Segundo especialista, o que Freud acabou vendo foi que a hipnose provocava uma melhora nos sintomas, mas que eles acabavam retornando e, às vezes, até surgiam outros efeitos. "Era um tratamento terapêutico, mas não era uma análise", defende.
O profissional ainda pontua que a a psicanálise é contra toda abordagem que é vista como mercadológica e frisa que as vezes a hipnose é "vendida" com um ideia de "cura rápida". "Nós estamos em uma sociedade em que é tomada certas sistêmicas exatamente porque elas são mais rápidas", frisa.

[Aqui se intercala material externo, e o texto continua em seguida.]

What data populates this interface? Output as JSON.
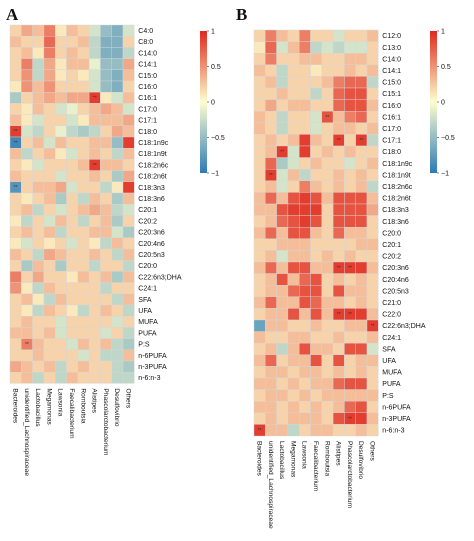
{
  "chart_data": [
    {
      "type": "heatmap",
      "panel": "A",
      "rows": [
        "C4:0",
        "C8:0",
        "C14:0",
        "C14:1",
        "C15:0",
        "C16:0",
        "C16:1",
        "C17:0",
        "C17:1",
        "C18:0",
        "C18:1n9c",
        "C18:1n9t",
        "C18:2n6c",
        "C18:2n6t",
        "C18:3n3",
        "C18:3n6",
        "C20:1",
        "C20:2",
        "C20:3n6",
        "C20:4n6",
        "C20:5n3",
        "C20:0",
        "C22:6n3;DHA",
        "C24:1",
        "SFA",
        "UFA",
        "MUFA",
        "PUFA",
        "P:S",
        "n-6PUFA",
        "n-3PUFA",
        "n-6:n-3"
      ],
      "columns": [
        "Bacteroides",
        "unidentified_Lachnospiraceae",
        "Lactobacillus",
        "Megamonas",
        "Lawsonia",
        "Faecalibacterium",
        "Romboutsia",
        "Alistipes",
        "Phascolarctobacterium",
        "Desulfovibrio",
        "Others"
      ],
      "values": [
        [
          0.2,
          0.4,
          0.3,
          0.6,
          0.1,
          0.3,
          0.2,
          -0.2,
          -0.5,
          -0.6,
          -0.2
        ],
        [
          0.3,
          0.2,
          0.2,
          0.7,
          0.2,
          0.2,
          0.3,
          -0.3,
          -0.6,
          -0.6,
          0.2
        ],
        [
          0.2,
          0.3,
          0.1,
          0.6,
          0.2,
          0.3,
          0.2,
          -0.3,
          -0.6,
          -0.6,
          -0.3
        ],
        [
          0.2,
          0.6,
          -0.3,
          0.4,
          0.1,
          0.3,
          0.3,
          -0.1,
          -0.5,
          -0.5,
          0.4
        ],
        [
          0.2,
          0.5,
          -0.3,
          0.4,
          0.1,
          0.2,
          0.1,
          -0.2,
          -0.5,
          -0.6,
          0.3
        ],
        [
          0.1,
          0.5,
          0.3,
          0.5,
          0.2,
          0.2,
          0.2,
          -0.2,
          -0.5,
          -0.6,
          0.2
        ],
        [
          -0.4,
          0.2,
          0.3,
          0.4,
          0.3,
          0.4,
          0.4,
          0.9,
          0.1,
          -0.2,
          0.3
        ],
        [
          0.2,
          0.1,
          0.3,
          0.2,
          -0.2,
          -0.1,
          0.2,
          0.3,
          0.4,
          0.3,
          -0.2
        ],
        [
          0.3,
          0.1,
          -0.2,
          0.2,
          0.2,
          -0.2,
          0.1,
          0.3,
          0.3,
          0.3,
          0.4
        ],
        [
          0.9,
          -0.2,
          -0.3,
          0.2,
          -0.1,
          -0.3,
          -0.4,
          -0.3,
          0.2,
          0.4,
          0.3
        ],
        [
          -0.9,
          0.2,
          0.3,
          -0.2,
          0.3,
          0.2,
          0.2,
          0.3,
          0.3,
          -0.5,
          0.9
        ],
        [
          0.3,
          -0.3,
          0.2,
          0.3,
          0.1,
          -0.2,
          0.2,
          0.3,
          0.2,
          -0.3,
          0.3
        ],
        [
          0.2,
          0.1,
          -0.2,
          0.2,
          0.2,
          0.2,
          0.3,
          0.9,
          0.3,
          0.3,
          0.2
        ],
        [
          0.3,
          0.2,
          0.2,
          0.2,
          -0.2,
          0.2,
          0.2,
          0.3,
          0.2,
          -0.4,
          0.4
        ],
        [
          -0.8,
          0.2,
          0.3,
          0.3,
          0.4,
          -0.2,
          0.2,
          0.2,
          -0.3,
          0.1,
          0.9
        ],
        [
          0.2,
          0.1,
          0.2,
          0.3,
          -0.4,
          0.2,
          -0.3,
          0.3,
          0.2,
          -0.4,
          0.3
        ],
        [
          0.2,
          0.3,
          -0.3,
          0.2,
          -0.2,
          0.2,
          0.3,
          0.4,
          0.3,
          -0.3,
          -0.2
        ],
        [
          0.1,
          -0.3,
          0.2,
          -0.2,
          0.3,
          0.2,
          -0.3,
          0.2,
          0.3,
          -0.4,
          0.2
        ],
        [
          0.2,
          0.3,
          0.2,
          0.3,
          -0.3,
          0.2,
          0.2,
          0.3,
          0.3,
          -0.2,
          -0.4
        ],
        [
          0.1,
          -0.2,
          0.2,
          0.1,
          0.2,
          -0.2,
          0.2,
          0.1,
          -0.3,
          0.3,
          0.2
        ],
        [
          0.3,
          0.2,
          -0.3,
          0.4,
          0.3,
          0.2,
          0.2,
          0.3,
          0.2,
          -0.3,
          0.3
        ],
        [
          0.2,
          -0.4,
          0.3,
          0.2,
          -0.4,
          0.2,
          0.2,
          -0.3,
          0.2,
          0.2,
          -0.3
        ],
        [
          0.6,
          0.2,
          0.4,
          0.2,
          0.2,
          0.1,
          0.3,
          0.2,
          0.3,
          -0.4,
          0.3
        ],
        [
          0.5,
          0.1,
          -0.3,
          0.3,
          0.2,
          0.2,
          0.2,
          0.2,
          -0.3,
          0.2,
          0.2
        ],
        [
          0.2,
          0.3,
          0.1,
          -0.3,
          0.3,
          0.2,
          0.2,
          0.2,
          0.2,
          -0.3,
          0.3
        ],
        [
          0.2,
          0.1,
          -0.3,
          0.3,
          0.2,
          0.1,
          -0.3,
          0.2,
          0.3,
          0.2,
          -0.3
        ],
        [
          0.2,
          0.3,
          0.2,
          0.2,
          -0.2,
          0.2,
          0.2,
          0.2,
          0.2,
          -0.2,
          0.2
        ],
        [
          0.3,
          0.3,
          0.2,
          0.3,
          -0.2,
          0.2,
          0.2,
          0.2,
          -0.2,
          0.2,
          -0.3
        ],
        [
          0.2,
          0.6,
          0.3,
          0.2,
          0.2,
          -0.2,
          0.3,
          0.2,
          0.3,
          -0.3,
          -0.4
        ],
        [
          0.2,
          0.2,
          0.3,
          0.2,
          0.2,
          0.2,
          -0.2,
          0.2,
          -0.3,
          -0.3,
          0.3
        ],
        [
          0.4,
          0.3,
          0.2,
          0.3,
          -0.3,
          0.2,
          0.3,
          0.2,
          0.2,
          -0.3,
          -0.4
        ],
        [
          0.2,
          0.3,
          -0.3,
          0.2,
          -0.3,
          0.3,
          0.2,
          0.2,
          0.2,
          -0.3,
          -0.3
        ]
      ],
      "annotations": [
        {
          "row": 6,
          "col": 7,
          "text": "**"
        },
        {
          "row": 9,
          "col": 0,
          "text": "**"
        },
        {
          "row": 10,
          "col": 0,
          "text": "**"
        },
        {
          "row": 12,
          "col": 7,
          "text": "**"
        },
        {
          "row": 14,
          "col": 0,
          "text": "**"
        },
        {
          "row": 28,
          "col": 1,
          "text": "**"
        }
      ],
      "color_scale": {
        "min": -1,
        "max": 1,
        "ticks": [
          "1",
          "0.5",
          "0",
          "−0.5",
          "−1"
        ],
        "low": "#2c7bb6",
        "mid": "#fdfecf",
        "high": "#e0281e"
      }
    },
    {
      "type": "heatmap",
      "panel": "B",
      "rows": [
        "C12:0",
        "C13:0",
        "C14:0",
        "C14:1",
        "C15:0",
        "C15:1",
        "C16:0",
        "C16:1",
        "C17:0",
        "C17:1",
        "C18:0",
        "C18:1n9c",
        "C18:1n9t",
        "C18:2n6c",
        "C18:2n6t",
        "C18:3n3",
        "C18:3n6",
        "C20:0",
        "C20:1",
        "C20:2",
        "C20:3n6",
        "C20:4n6",
        "C20:5n3",
        "C21:0",
        "C22:0",
        "C22:6n3;DHA",
        "C24:1",
        "SFA",
        "UFA",
        "MUFA",
        "PUFA",
        "P:S",
        "n-6PUFA",
        "n-3PUFA",
        "n-6:n-3"
      ],
      "columns": [
        "Bacteroides",
        "unidentified_Lachnospiraceae",
        "Lactobacillus",
        "Megamonas",
        "Lawsonia",
        "Faecalibacterium",
        "Romboutsia",
        "Alistipes",
        "Phascolarctobacterium",
        "Desulfovibrio",
        "Others"
      ],
      "values": [
        [
          0.2,
          0.6,
          0.3,
          0.2,
          0.6,
          0.2,
          0.2,
          -0.2,
          0.2,
          0.2,
          0.3
        ],
        [
          0.1,
          0.7,
          -0.2,
          0.3,
          0.6,
          -0.3,
          -0.2,
          -0.3,
          -0.2,
          -0.2,
          0.2
        ],
        [
          0.2,
          0.6,
          0.2,
          0.2,
          0.3,
          0.3,
          0.2,
          0.2,
          0.3,
          0.3,
          0.2
        ],
        [
          0.3,
          0.2,
          -0.3,
          0.2,
          0.2,
          0.1,
          0.2,
          0.2,
          0.3,
          0.2,
          0.3
        ],
        [
          0.2,
          0.3,
          -0.3,
          0.2,
          0.2,
          0.2,
          0.3,
          0.6,
          0.7,
          0.7,
          -0.3
        ],
        [
          0.2,
          0.2,
          0.3,
          0.2,
          0.2,
          -0.3,
          0.2,
          0.7,
          0.8,
          0.8,
          0.2
        ],
        [
          0.2,
          0.4,
          0.2,
          0.3,
          0.3,
          0.2,
          0.2,
          0.7,
          0.8,
          0.8,
          0.3
        ],
        [
          0.3,
          0.2,
          -0.3,
          0.2,
          0.2,
          -0.2,
          0.8,
          0.3,
          0.6,
          0.7,
          0.2
        ],
        [
          0.3,
          0.2,
          -0.3,
          0.2,
          0.2,
          -0.2,
          0.2,
          0.3,
          0.3,
          0.2,
          0.3
        ],
        [
          0.2,
          0.3,
          0.2,
          0.3,
          0.9,
          0.3,
          0.2,
          0.9,
          0.2,
          0.9,
          -0.3
        ],
        [
          0.2,
          0.3,
          0.9,
          -0.2,
          0.9,
          0.2,
          0.3,
          0.2,
          0.3,
          0.2,
          0.2
        ],
        [
          0.2,
          0.7,
          -0.4,
          -0.2,
          0.2,
          0.3,
          0.2,
          0.2,
          -0.2,
          0.2,
          0.3
        ],
        [
          0.2,
          0.9,
          -0.2,
          0.3,
          -0.3,
          0.2,
          0.2,
          0.3,
          0.2,
          0.3,
          0.2
        ],
        [
          0.2,
          0.3,
          -0.2,
          0.2,
          0.6,
          0.3,
          0.2,
          0.3,
          0.2,
          0.3,
          -0.3
        ],
        [
          0.3,
          0.7,
          0.3,
          0.8,
          0.9,
          0.8,
          0.3,
          0.8,
          0.8,
          0.8,
          0.3
        ],
        [
          0.3,
          0.3,
          0.8,
          0.9,
          0.9,
          0.9,
          0.2,
          0.8,
          0.8,
          0.8,
          0.4
        ],
        [
          0.2,
          0.3,
          0.7,
          0.8,
          0.9,
          0.8,
          0.2,
          0.8,
          0.8,
          0.8,
          0.2
        ],
        [
          0.3,
          0.7,
          0.3,
          0.8,
          0.8,
          0.3,
          0.2,
          0.7,
          0.3,
          0.3,
          0.2
        ],
        [
          0.2,
          0.2,
          0.3,
          0.3,
          0.3,
          0.2,
          0.2,
          0.2,
          0.2,
          0.3,
          0.3
        ],
        [
          0.2,
          0.3,
          -0.2,
          0.3,
          0.3,
          0.2,
          0.3,
          0.2,
          0.3,
          0.2,
          0.2
        ],
        [
          0.3,
          0.7,
          0.3,
          0.8,
          0.8,
          0.3,
          0.3,
          0.9,
          0.9,
          0.9,
          0.3
        ],
        [
          0.2,
          0.3,
          0.8,
          0.3,
          0.7,
          0.8,
          0.2,
          0.3,
          0.2,
          0.3,
          0.2
        ],
        [
          0.2,
          0.3,
          0.3,
          0.7,
          0.8,
          0.8,
          0.2,
          0.8,
          0.3,
          0.3,
          0.2
        ],
        [
          0.3,
          0.7,
          0.3,
          0.3,
          0.8,
          0.7,
          0.3,
          0.3,
          0.2,
          0.3,
          0.2
        ],
        [
          0.2,
          0.3,
          0.3,
          0.8,
          0.3,
          0.8,
          0.3,
          0.9,
          0.9,
          0.9,
          0.3
        ],
        [
          -0.7,
          0.3,
          0.3,
          0.2,
          0.2,
          0.3,
          0.2,
          0.2,
          0.3,
          0.3,
          0.9
        ],
        [
          0.3,
          0.2,
          0.2,
          0.3,
          0.3,
          0.2,
          0.2,
          0.3,
          0.2,
          0.2,
          0.3
        ],
        [
          0.2,
          0.3,
          -0.3,
          0.3,
          0.8,
          0.3,
          0.3,
          0.2,
          0.8,
          0.8,
          -0.2
        ],
        [
          0.3,
          0.7,
          0.2,
          0.3,
          0.3,
          0.8,
          0.2,
          0.8,
          0.2,
          0.3,
          0.3
        ],
        [
          0.2,
          0.3,
          0.3,
          0.2,
          0.3,
          0.3,
          0.2,
          0.3,
          0.2,
          0.3,
          0.2
        ],
        [
          0.3,
          0.3,
          0.2,
          0.3,
          0.2,
          0.3,
          0.3,
          0.7,
          0.8,
          0.8,
          0.2
        ],
        [
          0.2,
          0.3,
          0.3,
          0.2,
          0.3,
          0.2,
          0.3,
          0.3,
          0.3,
          0.3,
          0.3
        ],
        [
          0.3,
          0.3,
          0.2,
          0.3,
          0.2,
          0.3,
          0.2,
          0.3,
          0.7,
          0.8,
          0.2
        ],
        [
          0.2,
          0.3,
          0.2,
          0.3,
          0.3,
          0.3,
          0.2,
          0.8,
          0.9,
          0.9,
          0.3
        ],
        [
          0.9,
          0.3,
          0.3,
          -0.3,
          0.2,
          0.3,
          0.3,
          0.2,
          0.2,
          0.3,
          0.2
        ]
      ],
      "annotations": [
        {
          "row": 7,
          "col": 6,
          "text": "**"
        },
        {
          "row": 9,
          "col": 7,
          "text": "**"
        },
        {
          "row": 9,
          "col": 9,
          "text": "**"
        },
        {
          "row": 10,
          "col": 2,
          "text": "**"
        },
        {
          "row": 12,
          "col": 1,
          "text": "**"
        },
        {
          "row": 20,
          "col": 7,
          "text": "**"
        },
        {
          "row": 20,
          "col": 8,
          "text": "**"
        },
        {
          "row": 24,
          "col": 7,
          "text": "**"
        },
        {
          "row": 24,
          "col": 8,
          "text": "**"
        },
        {
          "row": 25,
          "col": 10,
          "text": "**"
        },
        {
          "row": 33,
          "col": 8,
          "text": "**"
        },
        {
          "row": 34,
          "col": 0,
          "text": "**"
        }
      ],
      "color_scale": {
        "min": -1,
        "max": 1,
        "ticks": [
          "1",
          "0.5",
          "0",
          "−0.5",
          "−1"
        ],
        "low": "#2c7bb6",
        "mid": "#fdfecf",
        "high": "#e0281e"
      }
    }
  ]
}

Por outro lado,Auri defende que a técnica avançou ao longo dos séculos e hoje é vista mais como uma ferramenta para entender a causa do problema, diferentemente da forma como era entendida quando Freud a testou. Nesse sentido, o especialista pontua que o método segue com potencial para obedecer a um de seus principais propósitos: entender vivências por meio das emoções.
No Egito Antigo, por volta de 1500 A.C., sacerdotes recorriam a procedimentos hipnóticos para a cura de doenças e dores.
Já na Grécia Antiga, o diagnóstico e a cura dos doentes ocorria por meio de técnicas de relaxamento do corpo, parecidas com a hipnose.
A partir do século XVIII, são realizadas as primeiras experimentações científicas e a hipnose deixa de ser algo "místico", sendo estudada até mesmo por Sigmund Freud, o pai da psicanálise
No fim do século XIX, Freud abandona a hipnose, que continua sendo estudada por outros estudiosos.